2.4.1 Using @Value Annotation

package com.example.demo;

import org.springframework.beans.factory.annotation.Value;
import org.springframework.stereotype.Component;

@Component
public class MyComponent {

    @Value("${DB_URL}")
    private String dbUrl;

    @Value("${DB_USERNAME}")
    private String dbUsername;

    @Value("${DB_PASSWORD}")
    private String dbPassword;

    @Value("${DB_DRIVER:org.h2.Driver}")
    private String dbDriver;

    // Getters and other methods
}

2.4.2 Using Environment Abstraction

package com.example.demo;

import org.springframework.beans.factory.annotation.Autowired;
import org.springframework.core.env.Environment;
import org.springframework.stereotype.Component;

@Component
public class MyComponent {

    @Autowired
    private Environment env;

    public void printDatabaseConfig() {
        String dbUrl = env.getProperty("DB_URL");
        String dbUsername = env.getProperty("DB_USERNAME");
        String dbPassword = env.getProperty("DB_PASSWORD");
        String dbDriver = env.getProperty("DB_DRIVER", "org.h2.Driver");

        System.out.println("Database URL: " + dbUrl);
        System.out.println("Database Username: " + dbUsername);
        System.out.println("Database Password: " + dbPassword);
        System.out.println("Database Driver: " + dbDriver);
    }
}

Step 3: Example REST Controller

Create a REST controller to demonstrate the use of environment variables.

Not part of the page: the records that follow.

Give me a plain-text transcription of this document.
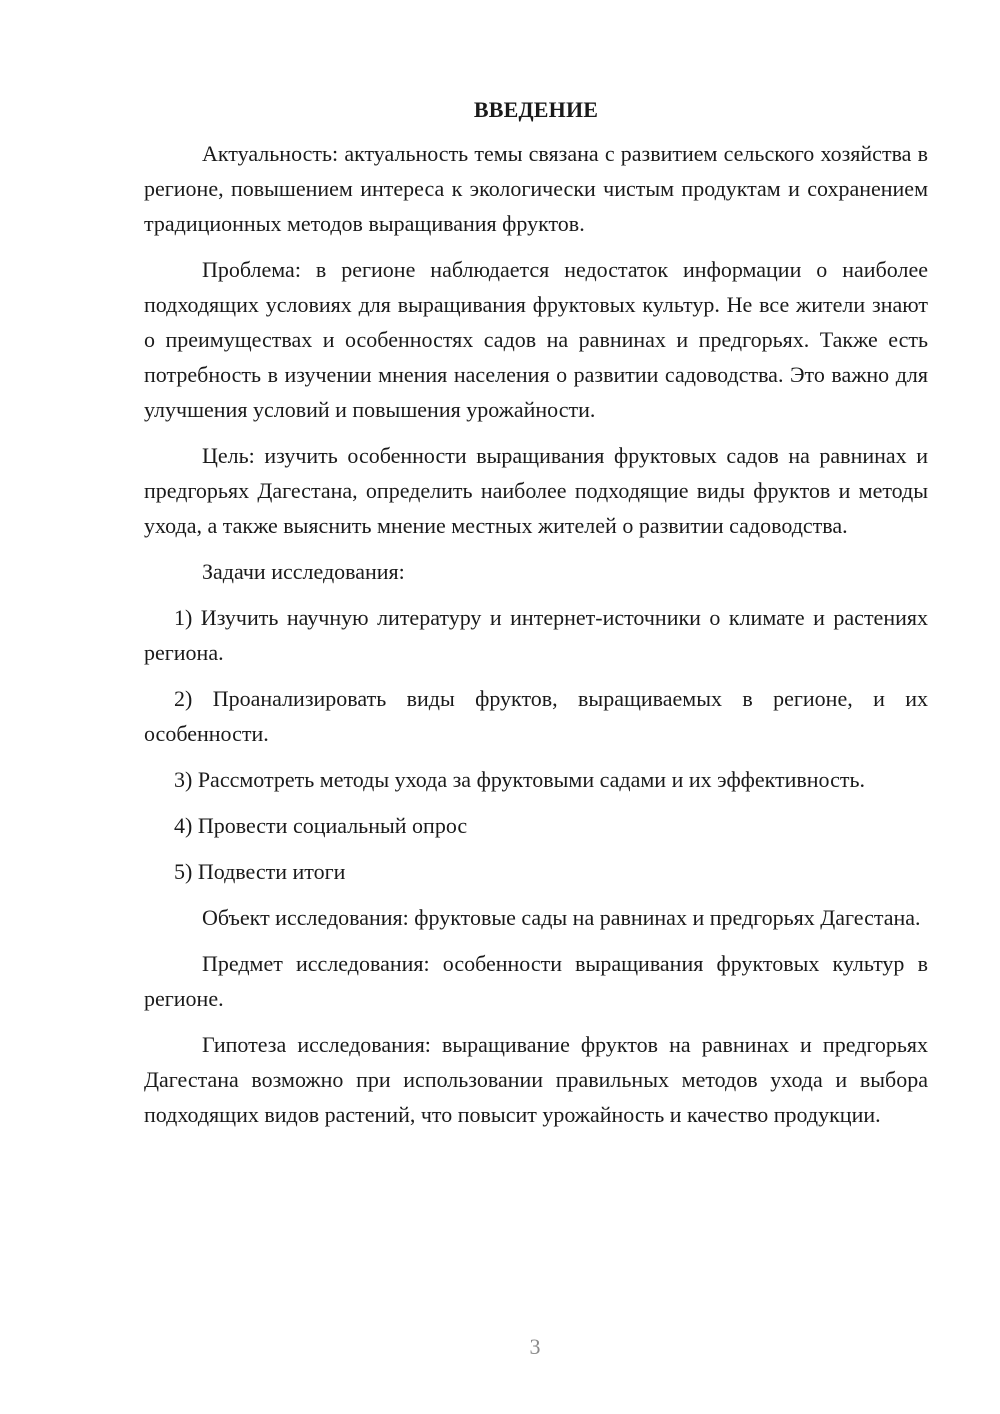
ВВЕДЕНИЕ

Актуальность: актуальность темы связана с развитием сельского хозяйства в регионе, повышением интереса к экологически чистым продуктам и сохранением традиционных методов выращивания фруктов.

Проблема: в регионе наблюдается недостаток информации о наиболее подходящих условиях для выращивания фруктовых культур. Не все жители знают о преимуществах и особенностях садов на равнинах и предгорьях. Также есть потребность в изучении мнения населения о развитии садоводства. Это важно для улучшения условий и повышения урожайности.

Цель: изучить особенности выращивания фруктовых садов на равнинах и предгорьях Дагестана, определить наиболее подходящие виды фруктов и методы ухода, а также выяснить мнение местных жителей о развитии садоводства.

Задачи исследования:

1) Изучить научную литературу и интернет-источники о климате и растениях региона.

2) Проанализировать виды фруктов, выращиваемых в регионе, и их особенности.

3) Рассмотреть методы ухода за фруктовыми садами и их эффективность.

4) Провести социальный опрос

5) Подвести итоги

Объект исследования: фруктовые сады на равнинах и предгорьях Дагестана.

Предмет исследования: особенности выращивания фруктовых культур в регионе.

Гипотеза исследования: выращивание фруктов на равнинах и предгорьях Дагестана возможно при использовании правильных методов ухода и выбора подходящих видов растений, что повысит урожайность и качество продукции.

3
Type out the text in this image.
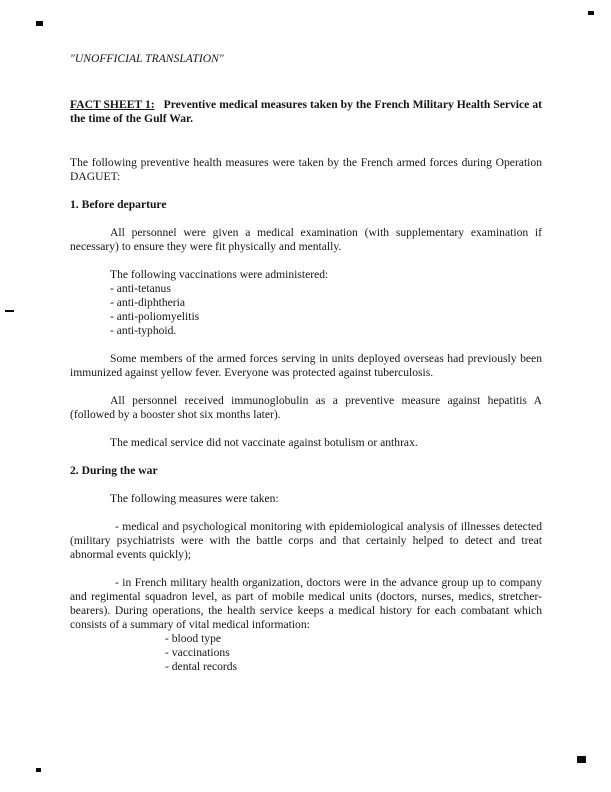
"UNOFFICIAL TRANSLATION"
FACT SHEET 1: Preventive medical measures taken by the French Military Health Service at the time of the Gulf War.

The following preventive health measures were taken by the French armed forces during Operation DAGUET:

1. Before departure

All personnel were given a medical examination (with supplementary examination if necessary) to ensure they were fit physically and mentally.

The following vaccinations were administered:

- anti-tetanus
- anti-diphtheria
- anti-poliomyelitis
- anti-typhoid.

Some members of the armed forces serving in units deployed overseas had previously been immunized against yellow fever. Everyone was protected against tuberculosis.

All personnel received immunoglobulin as a preventive measure against hepatitis A (followed by a booster shot six months later).

The medical service did not vaccinate against botulism or anthrax.

2. During the war

The following measures were taken:

- medical and psychological monitoring with epidemiological analysis of illnesses detected (military psychiatrists were with the battle corps and that certainly helped to detect and treat abnormal events quickly);

- in French military health organization, doctors were in the advance group up to company and regimental squadron level, as part of mobile medical units (doctors, nurses, medics, stretcher-bearers). During operations, the health service keeps a medical history for each combatant which consists of a summary of vital medical information:

- blood type
- vaccinations
- dental records
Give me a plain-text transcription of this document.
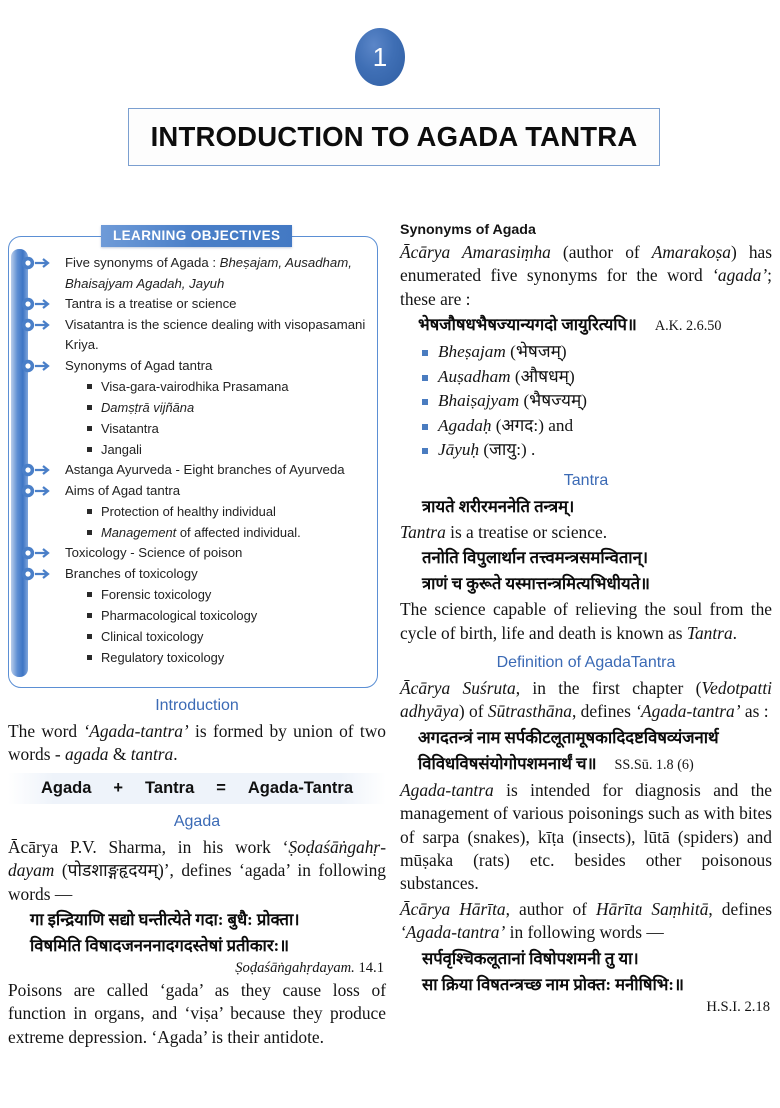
1
INTRODUCTION TO AGADA TANTRA
LEARNING OBJECTIVES
Five synonyms of Agada : Bheṣajam, Ausadham, Bhaisajyam Agadah, Jayuh
Tantra is a treatise or science
Visatantra is the science dealing with visopasamani Kriya.
Synonyms of Agad tantra
Visa-gara-vairodhika Prasamana
Damṣṭrā vijñāna
Visatantra
Jangali
Astanga Ayurveda - Eight branches of Ayurveda
Aims of Agad tantra
Protection of healthy individual
Management of affected individual.
Toxicology - Science of poison
Branches of toxicology
Forensic toxicology
Pharmacological toxicology
Clinical toxicology
Regulatory toxicology
Introduction

The word ‘Agada-tantra’ is formed by union of two words - agada & tantra.

Agada + Tantra = Agada-Tantra
Agada

Ācārya P.V. Sharma, in his work ‘Ṣoḍaśāṅgahṛ-dayam (पोडशाङ्गहृदयम्)’, defines ‘agada’ in following words —

गा इन्द्रियाणि सद्यो घन्तीत्येते गदा: बुधै: प्रोक्ता।
विषमिति विषादजनननादगदस्तेषां प्रतीकार:॥
Ṣoḍaśāṅgahṛdayam. 14.1

Poisons are called ‘gada’ as they cause loss of function in organs, and ‘viṣa’ because they produce extreme depression. ‘Agada’ is their antidote.

Synonyms of Agada

Ācārya Amarasiṃha (author of Amarakoṣa) has enumerated five synonyms for the word ‘agada’; these are :

भेषजौषधभैषज्यान्यगदो जायुरित्यपि॥ A.K. 2.6.50
Bheṣajam (भेषजम्)
Auṣadham (औषधम्)
Bhaiṣajyam (भैषज्यम्)
Agadaḥ (अगद:) and
Jāyuḥ (जायु:) .
Tantra
त्रायते शरीरमननेति तन्त्रम्।

Tantra is a treatise or science.

तनोति विपुलार्थान तत्त्वमन्त्रसमन्वितान्।
त्राणं च कुरूते यस्मात्तन्त्रमित्यभिधीयते॥

The science capable of relieving the soul from the cycle of birth, life and death is known as Tantra.

Definition of AgadaTantra

Ācārya Suśruta, in the first chapter (Vedotpatti adhyāya) of Sūtrasthāna, defines ‘Agada-tantra’ as :

अगदतन्त्रं नाम सर्पकीटलूतामूषकादिदष्टविषव्यंजनार्थ
विविधविषसंयोगोपशमनार्थं च॥ SS.Sū. 1.8 (6)

Agada-tantra is intended for diagnosis and the management of various poisonings such as with bites of sarpa (snakes), kīṭa (insects), lūtā (spiders) and mūṣaka (rats) etc. besides other poisonous substances.

Ācārya Hārīta, author of Hārīta Saṃhitā, defines ‘Agada-tantra’ in following words —

सर्पवृश्चिकलूतानां विषोपशमनी तु या।
सा क्रिया विषतन्त्रच्छ नाम प्रोक्त: मनीषिभि:॥
H.S.I. 2.18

package com.example.demo.controller;

import org.springframework.beans.factory.annotation.Autowired;
import org.springframework.core.env.Environment;
import org.springframework.web.bind.annotation.GetMapping;
import org.springframework.web.bind.annotation.RestController;

@RestController
public class ConfigController {

    @Autowired
    private Environment env;

    @GetMapping("/config")
    public String getConfig() {
        String dbUrl = env.getProperty("DB_URL");
        String dbUsername = env.getProperty("DB_USERNAME");
        String dbPassword = env.getProperty("DB_PASSWORD");
        String dbDriver = env.getProperty("DB_DRIVER", "org.h2.Driver");

        return "Database URL: " + dbUrl + "\n"
                + "Database Username: " + dbUsername + "\n"
                + "Database Password: " + dbPassword + "\n"
                + "Database Driver: " + dbDriver;
    }
}

Step 4: Running the Application

4.1 Setting Environment Variables and Running

Set the environment variables in your shell and run the application:

export DB_URL=jdbc:mysql://localhost:3306/mydb
export DB_USERNAME=root
export DB_PASSWORD=secret
export DB_DRIVER=com.mysql.cj.jdbc.Driver

./mvnw spring-boot:run

4.2 Testing the Configuration

Open your browser and navigate to http://localhost:8080/config to see the configuration values retrieved from the environment variables.

Conclusion

In this tutorial, you have learned how to use environment variables in Spring Boot's properties files. This approach provides a flexible and secure way to configure your application across different environments. You also learned how to set environment variables in the shell and IDE, and how to access these variables programmatically in your Spring Boot application.